What did Donald Trump do today?
He confirmed that he'd ordered the arrest and deportation of a lawful permanent resident for holding political beliefs he doesn't like.Yesterday, immigration officials arrested Mahmoud Khalil in New York and began attempting to have him deported. Khalil has a green card, meaning he is a legal permanent resident of the United States. Under all but the most extraordinary circumstances, he cannot be deported, and certainly not without extensive legal processes.
Khalil is the husband of an American citizen who is pregnant with his child. His family were not told where he was after his arrest, and were forced to resort to the extraordinary legal remedy of a habeas petition. It was eventually determined that he had been sent to a prison in Louisiana—but only after his lawyers had begun to ask about his whereabouts.

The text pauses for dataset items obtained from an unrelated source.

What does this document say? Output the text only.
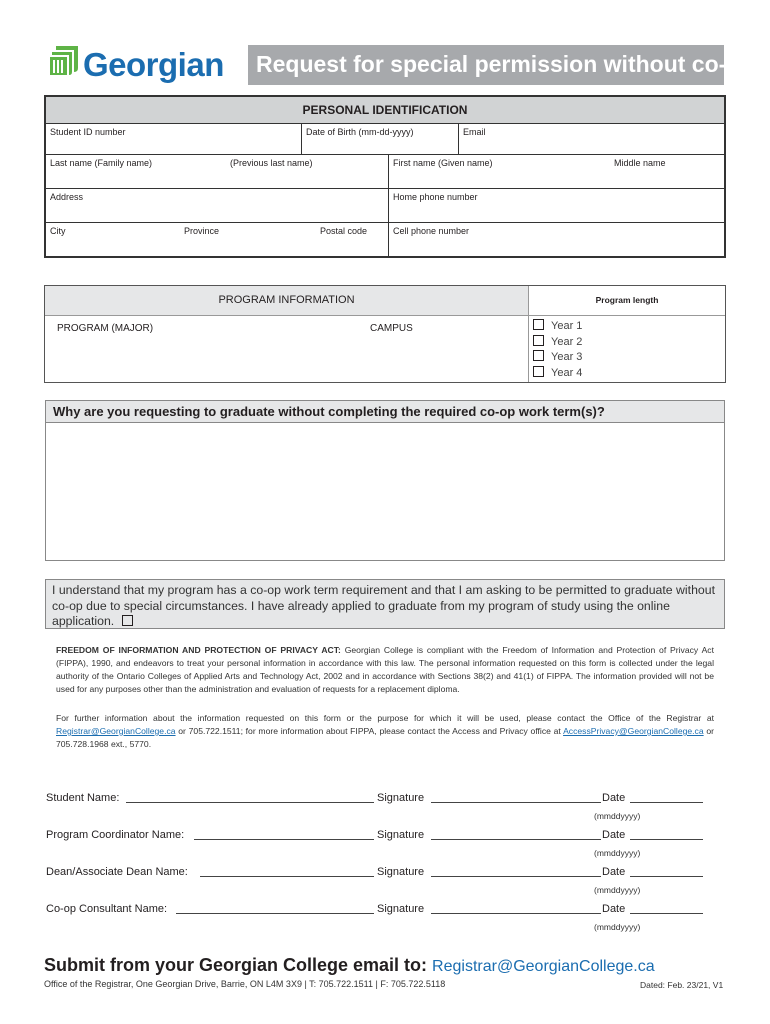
Georgian	Request for special permission without co-op
PERSONAL IDENTIFICATION
Student ID number	Date of Birth (mm-dd-yyyy)	Email
Last name (Family name)	(Previous last name)	First name (Given name)	Middle name
Address	Home phone number
City	Province	Postal code	Cell phone number
PROGRAM INFORMATION	Program length
PROGRAM (MAJOR)	CAMPUS	Year 1
Year 2
Year 3
Year 4
Why are you requesting to graduate without completing the required co-op work term(s)?
I understand that my program has a co-op work term requirement and that I am asking to be permitted to graduate without co-op due to special circumstances. I have already applied to graduate from my program of study using the online application.
FREEDOM OF INFORMATION AND PROTECTION OF PRIVACY ACT: Georgian College is compliant with the Freedom of Information and Protection of Privacy Act (FIPPA), 1990, and endeavors to treat your personal information in accordance with this law. The personal information requested on this form is collected under the legal authority of the Ontario Colleges of Applied Arts and Technology Act, 2002 and in accordance with Sections 38(2) and 41(1) of FIPPA. The information provided will not be used for any purposes other than the administration and evaluation of requests for a replacement diploma.
For further information about the information requested on this form or the purpose for which it will be used, please contact the Office of the Registrar at Registrar@GeorgianCollege.ca or 705.722.1511; for more information about FIPPA, please contact the Access and Privacy office at AccessPrivacy@GeorgianCollege.ca or 705.728.1968 ext., 5770.
Student Name:	Signature	Date
(mmddyyyy)
Program Coordinator Name:	Signature	Date
(mmddyyyy)
Dean/Associate Dean Name:	Signature	Date
(mmddyyyy)
Co-op Consultant Name:	Signature	Date
(mmddyyyy)
Submit from your Georgian College email to: Registrar@GeorgianCollege.ca
Office of the Registrar, One Georgian Drive, Barrie, ON L4M 3X9 | T: 705.722.1511 | F: 705.722.5118	Dated: Feb. 23/21, V1
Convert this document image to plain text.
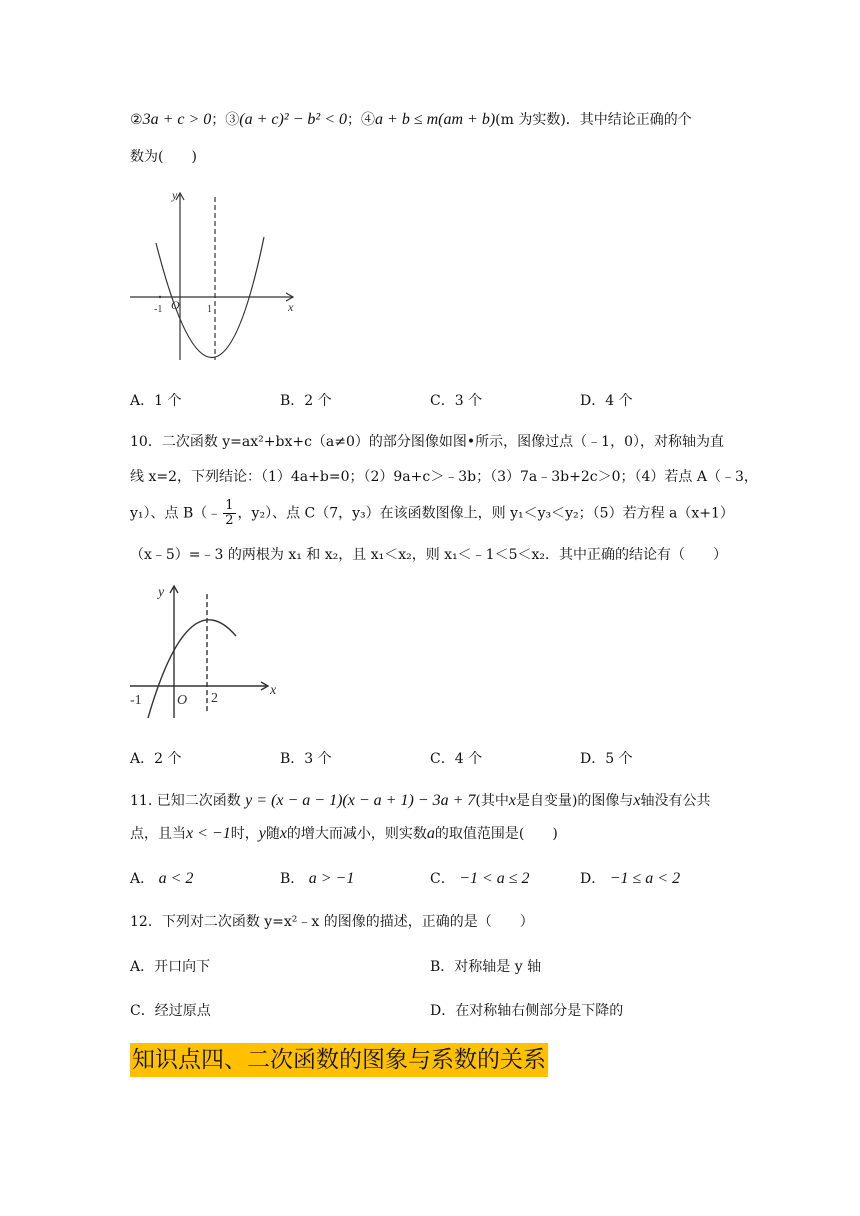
②3a + c > 0；③(a + c)² − b² < 0；④a + b ≤ m(am + b)(m 为实数)．其中结论正确的个
数为(　　)
y
x
O
-1	1
A．1 个	B．2 个	C．3 个	D．4 个
10．二次函数 y=ax²+bx+c（a≠0）的部分图像如图•所示，图像过点（﹣1，0），对称轴为直
线 x=2，下列结论：（1）4a+b=0；（2）9a+c＞﹣3b；（3）7a﹣3b+2c＞0；（4）若点 A（﹣3，
y₁）、点 B（﹣ $\frac{1}{2}$ ，y₂）、点 C（7，y₃）在该函数图像上，则 y₁＜y₃＜y₂；（5）若方程 a（x+1）
（x﹣5）=﹣3 的两根为 x₁ 和 x₂，且 x₁＜x₂，则 x₁＜﹣1＜5＜x₂．其中正确的结论有（　　）
y
x
O
-1	2
A．2 个	B．3 个	C．4 个	D．5 个
11. 已知二次函数 y = (x − a − 1)(x − a + 1) − 3a + 7(其中x是自变量)的图像与x轴没有公共
点，且当x < −1时，y随x的增大而减小，则实数a的取值范围是(　　)
A． a < 2	B． a > −1	C． −1 < a ≤ 2	D． −1 ≤ a < 2
12．下列对二次函数 y=x²﹣x 的图像的描述，正确的是（　　）
A．开口向下	B．对称轴是 y 轴
C．经过原点	D．在对称轴右侧部分是下降的
知识点四、二次函数的图象与系数的关系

Today, possibly in an attempt to cover up the fact that Khalil had been arrested mistakenly on a false tip that he was overstaying a student visa, Trump announced in a post on his boutique social media site that ICE had "proudly" arrested Khalil, whom he called a "Radical Foreign Pro-Hamas Student." Trump also said that "This is the first arrest of many to come."
In a separate release tauntingly titled "Shalom Mahmoud," the White House claimed that Khalil's leadership of anti-genocide protests on Columbia's campus meant he was "aligned with Hamas." Secretary of State Marco Rubio confirmed that the Trump administration would "be revoking the visas and/or green cards of Hamas supporters in America so they can be deported."
Under the First Amendment, it is not a crime to "be aligned with" Hamas or anyone else—not even, for example, neo-Nazis or white supremacist militias. More to the point, Trump says that kind of thing about anyone who disagrees with him. He said that Sen. Chuck Schumer, who is Jewish, was a "proud member of Hamas" because Schumer opposed Trump's ethnic cleansing plan for Gaza.
A federal judge blocked the deportation order today. Khalil remains in custody but has not been charged with any crime. A huge crowd formed at the site of his arrest today, protesting his treatment.
Trump has not commented on whether the people protesting in support of Khalil's civil and constitutional rights were also subject to arrest and deportation for their political "alignment."
Why does this matter?
- Saying things the president doesn't like isn't a crime or a deportable offense, because the president is not a king.
- Being arrested without charge for political speech the ruler finds threatening is what happens in a dictatorship.
- Nobody really thinks this is about Trump's deep and abiding commitment to fighting anti-semitism.